Glass Lewis and Proxy Governance also criticized Qwest's board for lacking independence and for having numerous commercial connections with Qwest founder and board member Philip Anschutz, who owns 16.5 percent of the company.
"We question the need for the company to engage in such relationships with its directors and on such a pervasive level," Glass Lewis wrote.
Phelps said the one positive is that Anschutz Investment Co. president Craig Slater is stepping down from Qwest's board this year.

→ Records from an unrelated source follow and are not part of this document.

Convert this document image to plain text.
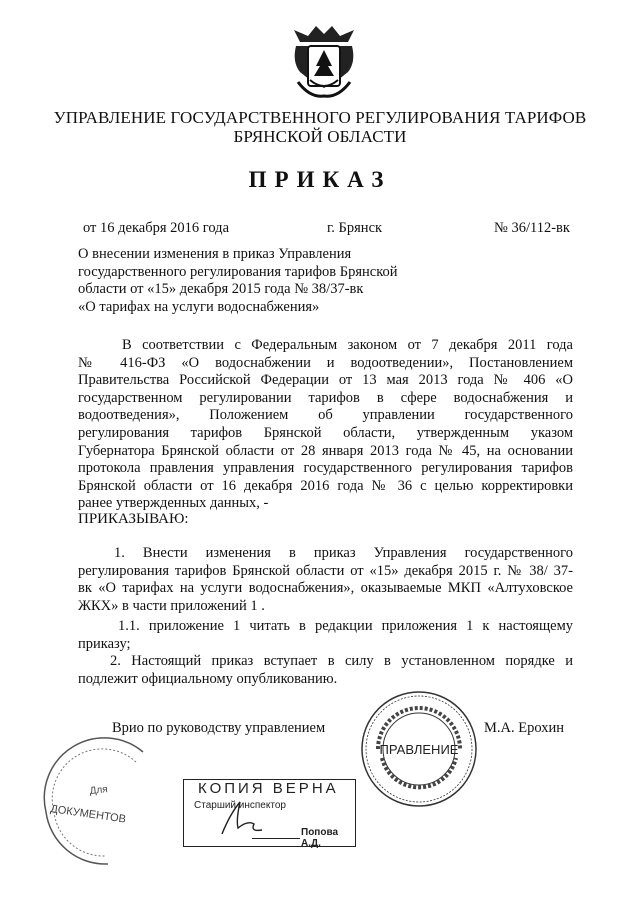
УПРАВЛЕНИЕ ГОСУДАРСТВЕННОГО РЕГУЛИРОВАНИЯ ТАРИФОВ
БРЯНСКОЙ ОБЛАСТИ
ПРИКАЗ
от 16 декабря 2016 года	г. Брянск	№ 36/112-вк
О внесении изменения в приказ Управления
государственного регулирования тарифов Брянской
области от «15» декабря 2015 года № 38/37-вк
«О тарифах на услуги водоснабжения»
В соответствии с Федеральным законом от 7 декабря 2011 года
№ 416-ФЗ «О водоснабжении и водоотведении», Постановлением
Правительства Российской Федерации от 13 мая 2013 года № 406 «О
государственном регулировании тарифов в сфере водоснабжения и
водоотведения», Положением об управлении государственного
регулирования тарифов Брянской области, утвержденным указом
Губернатора Брянской области от 28 января 2013 года № 45, на основании
протокола правления управления государственного регулирования тарифов
Брянской области от 16 декабря 2016 года № 36 с целью корректировки
ранее утвержденных данных, -
ПРИКАЗЫВАЮ:
1. Внести изменения в приказ Управления государственного
регулирования тарифов Брянской области от «15» декабря 2015 г. № 38/ 37-
вк «О тарифах на услуги водоснабжения», оказываемые МКП «Алтуховское
ЖКХ» в части приложений 1 .
1.1. приложение 1 читать в редакции приложения 1 к настоящему
приказу;
2. Настоящий приказ вступает в силу в установленном порядке и
подлежит официальному опубликованию.
Врио по руководству управлением	М.А. Ерохин
ПРАВЛЕНИЕ
Для
ДОКУМЕНТОВ
КОПИЯ ВЕРНА
Старший инспектор
Попова А.Д.
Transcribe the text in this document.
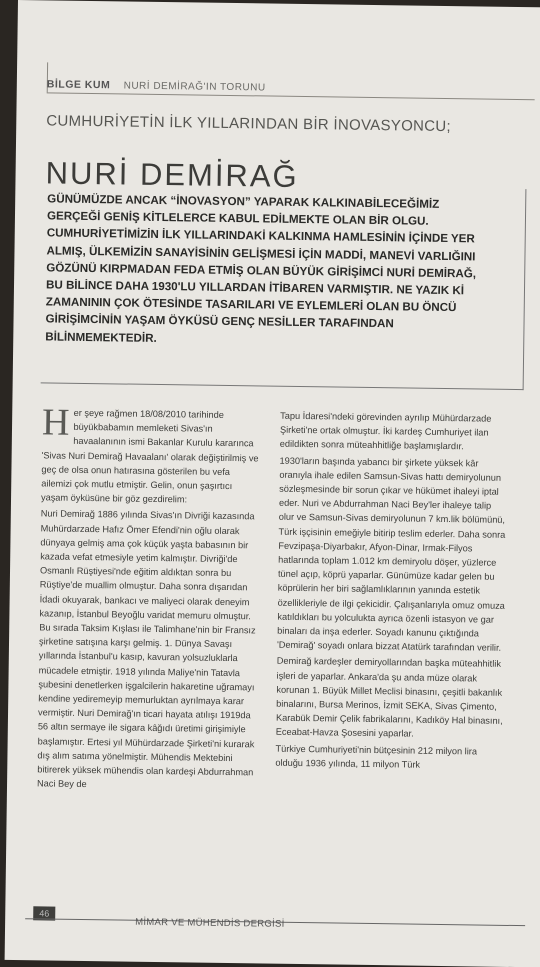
BİLGE KUM NURİ DEMİRAĞ'IN TORUNU
CUMHURİYETİN İLK YILLARINDAN BİR İNOVASYONCU;
NURİ DEMİRAĞ

GÜNÜMÜZDE ANCAK “İNOVASYON” YAPARAK KALKINABİLECEĞİMİZ GERÇEĞİ GENİŞ KİTLELERCE KABUL EDİLMEKTE OLAN BİR OLGU. CUMHURİYETİMİZİN İLK YILLARINDAKİ KALKINMA HAMLESİNİN İÇİNDE YER ALMIŞ, ÜLKEMİZİN SANAYİSİNİN GELİŞMESİ İÇİN MADDİ, MANEVİ VARLIĞINI GÖZÜNÜ KIRPMADAN FEDA ETMİŞ OLAN BÜYÜK GİRİŞİMCİ NURİ DEMİRAĞ, BU BİLİNCE DAHA 1930'LU YILLARDAN İTİBAREN VARMIŞTIR. NE YAZIK Kİ ZAMANININ ÇOK ÖTESİNDE TASARILARI VE EYLEMLERİ OLAN BU ÖNCÜ GİRİŞİMCİNİN YAŞAM ÖYKÜSÜ GENÇ NESİLLER TARAFINDAN BİLİNMEMEKTEDİR.

Her şeye rağmen 18/08/2010 tarihinde büyükbabamın memleketi Sivas'ın havaalanının ismi Bakanlar Kurulu kararınca 'Sivas Nuri Demirağ Havaalanı' olarak değiştirilmiş ve geç de olsa onun hatırasına gösterilen bu vefa ailemizi çok mutlu etmiştir. Gelin, onun şaşırtıcı yaşam öyküsüne bir göz gezdirelim:

Nuri Demirağ 1886 yılında Sivas'ın Divriği kazasında Muhürdarzade Hafız Ömer Efendi'nin oğlu olarak dünyaya gelmiş ama çok küçük yaşta babasının bir kazada vefat etmesiyle yetim kalmıştır. Divriği'de Osmanlı Rüştiyesi'nde eğitim aldıktan sonra bu Rüştiye'de muallim olmuştur. Daha sonra dışarıdan İdadi okuyarak, bankacı ve maliyeci olarak deneyim kazanıp, İstanbul Beyoğlu varidat memuru olmuştur. Bu sırada Taksim Kışlası ile Talimhane'nin bir Fransız şirketine satışına karşı gelmiş. 1. Dünya Savaşı yıllarında İstanbul'u kasıp, kavuran yolsuzluklarla mücadele etmiştir. 1918 yılında Maliye'nin Tatavla şubesini denetlerken işgalcilerin hakaretine uğramayı kendine yediremeyip memurluktan ayrılmaya karar vermiştir. Nuri Demirağ'ın ticari hayata atılışı 1919da 56 altın sermaye ile sigara kâğıdı üretimi girişimiyle başlamıştır. Ertesi yıl Mühürdarzade Şirketi'ni kurarak dış alım satıma yönelmiştir. Mühendis Mektebini bitirerek yüksek mühendis olan kardeşi Abdurrahman Naci Bey de

Tapu İdaresi'ndeki görevinden ayrılıp Mühürdarzade Şirketi'ne ortak olmuştur. İki kardeş Cumhuriyet ilan edildikten sonra müteahhitliğe başlamışlardır.

1930'ların başında yabancı bir şirkete yüksek kâr oranıyla ihale edilen Samsun-Sivas hattı demiryolunun sözleşmesinde bir sorun çıkar ve hükümet ihaleyi iptal eder. Nuri ve Abdurrahman Naci Bey'ler ihaleye talip olur ve Samsun-Sivas demiryolunun 7 km.lik bölümünü, Türk işçisinin emeğiyle bitirip teslim ederler. Daha sonra Fevzipaşa-Diyarbakır, Afyon-Dinar, Irmak-Filyos hatlarında toplam 1.012 km demiryolu döşer, yüzlerce tünel açıp, köprü yaparlar. Günümüze kadar gelen bu köprülerin her biri sağlamlıklarının yanında estetik özellikleriyle de ilgi çekicidir. Çalışanlarıyla omuz omuza katıldıkları bu yolculukta ayrıca özenli istasyon ve gar binaları da inşa ederler. Soyadı kanunu çıktığında 'Demirağ' soyadı onlara bizzat Atatürk tarafından verilir.

Demirağ kardeşler demiryollarından başka müteahhitlik işleri de yaparlar. Ankara'da şu anda müze olarak korunan 1. Büyük Millet Meclisi binasını, çeşitli bakanlık binalarını, Bursa Merinos, İzmit SEKA, Sivas Çimento, Karabük Demir Çelik fabrikalarını, Kadıköy Hal binasını, Eceabat-Havza Şosesini yaparlar.

Türkiye Cumhuriyeti'nin bütçesinin 212 milyon lira olduğu 1936 yılında, 11 milyon Türk

46
MİMAR VE MÜHENDİS DERGİSİ
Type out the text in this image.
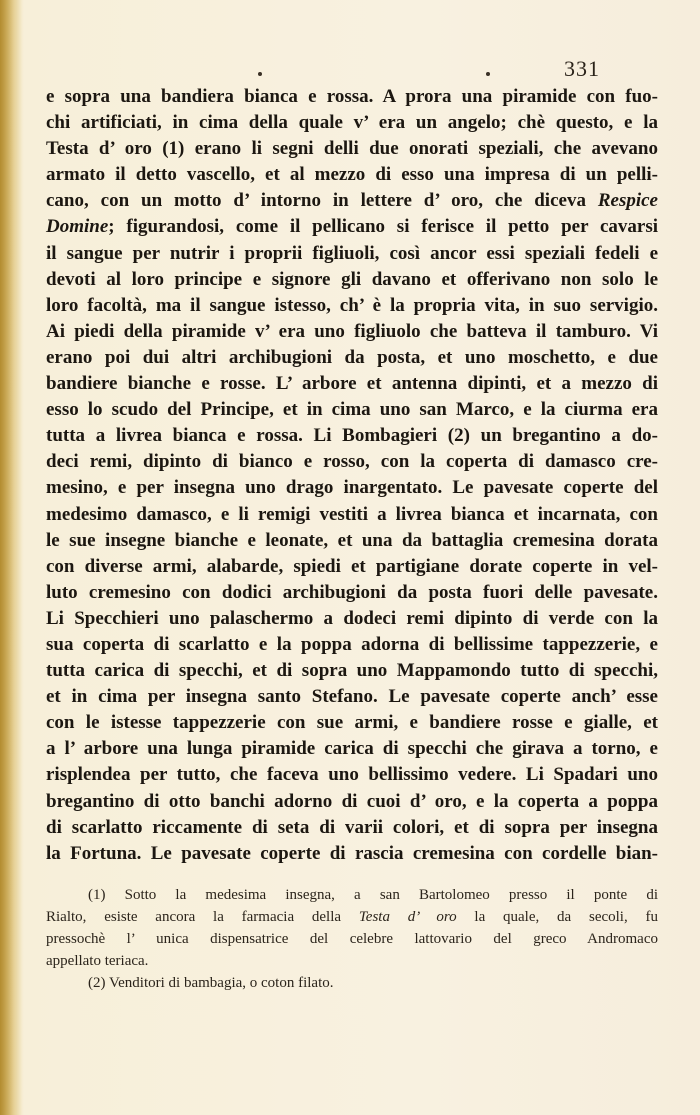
331
e sopra una bandiera bianca e rossa. A prora una piramide con fuo-
chi artificiati, in cima della quale v’ era un angelo; chè questo, e la
Testa d’ oro (1) erano li segni delli due onorati speziali, che avevano
armato il detto vascello, et al mezzo di esso una impresa di un pelli-
cano, con un motto d’ intorno in lettere d’ oro, che diceva Respice
Domine; figurandosi, come il pellicano si ferisce il petto per cavarsi
il sangue per nutrir i proprii figliuoli, così ancor essi speziali fedeli e
devoti al loro principe e signore gli davano et offerivano non solo le
loro facoltà, ma il sangue istesso, ch’ è la propria vita, in suo servigio.
Ai piedi della piramide v’ era uno figliuolo che batteva il tamburo. Vi
erano poi dui altri archibugioni da posta, et uno moschetto, e due
bandiere bianche e rosse. L’ arbore et antenna dipinti, et a mezzo di
esso lo scudo del Principe, et in cima uno san Marco, e la ciurma era
tutta a livrea bianca e rossa. Li Bombagieri (2) un bregantino a do-
deci remi, dipinto di bianco e rosso, con la coperta di damasco cre-
mesino, e per insegna uno drago inargentato. Le pavesate coperte del
medesimo damasco, e li remigi vestiti a livrea bianca et incarnata, con
le sue insegne bianche e leonate, et una da battaglia cremesina dorata
con diverse armi, alabarde, spiedi et partigiane dorate coperte in vel-
luto cremesino con dodici archibugioni da posta fuori delle pavesate.
Li Specchieri uno palaschermo a dodeci remi dipinto di verde con la
sua coperta di scarlatto e la poppa adorna di bellissime tappezzerie, e
tutta carica di specchi, et di sopra uno Mappamondo tutto di specchi,
et in cima per insegna santo Stefano. Le pavesate coperte anch’ esse
con le istesse tappezzerie con sue armi, e bandiere rosse e gialle, et
a l’ arbore una lunga piramide carica di specchi che girava a torno, e
risplendea per tutto, che faceva uno bellissimo vedere. Li Spadari uno
bregantino di otto banchi adorno di cuoi d’ oro, e la coperta a poppa
di scarlatto riccamente di seta di varii colori, et di sopra per insegna
la Fortuna. Le pavesate coperte di rascia cremesina con cordelle bian-
(1) Sotto la medesima insegna, a san Bartolomeo presso il ponte di
Rialto, esiste ancora la farmacia della Testa d’ oro la quale, da secoli, fu
pressochè l’ unica dispensatrice del celebre lattovario del greco Andromaco
appellato teriaca.
(2) Venditori di bambagia, o coton filato.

Qwest has said that its board complies with rules for director independence laid down by the New York Stock Exchange.
The dealings cited by the reports include:
Qwest director Linda Alvarado, president and CEO of Alvarado Construction, received $1.3 million for services rendered in 2000. Alvarado joined the Qwest board in 2000.
The U.S. Chamber of Commerce received a $100,000 contribution from Qwest in fiscal 2004. Qwest director Thomas Donohue is the chamber's CEO.
Qwest paid $2.5 million in office rent and other expenses to companies controlled by Anschutz through Oct. 31, 2004.
Qwest entered into an aircraft time-sharing agreement with a subsidiary of the Anschutz Co. in January this year.
"The number of relationships between the company and Anschutz or entities controlled by him is unusual for a large public company, even one with a significant individual stockholder," said Proxy Governance.
Phelps said shareholders will be asking plenty of hard questions at Tuesday's meeting.
"If we keep the heat on, those contracts will disappear and you won't see as much influence from Anschutz," he said.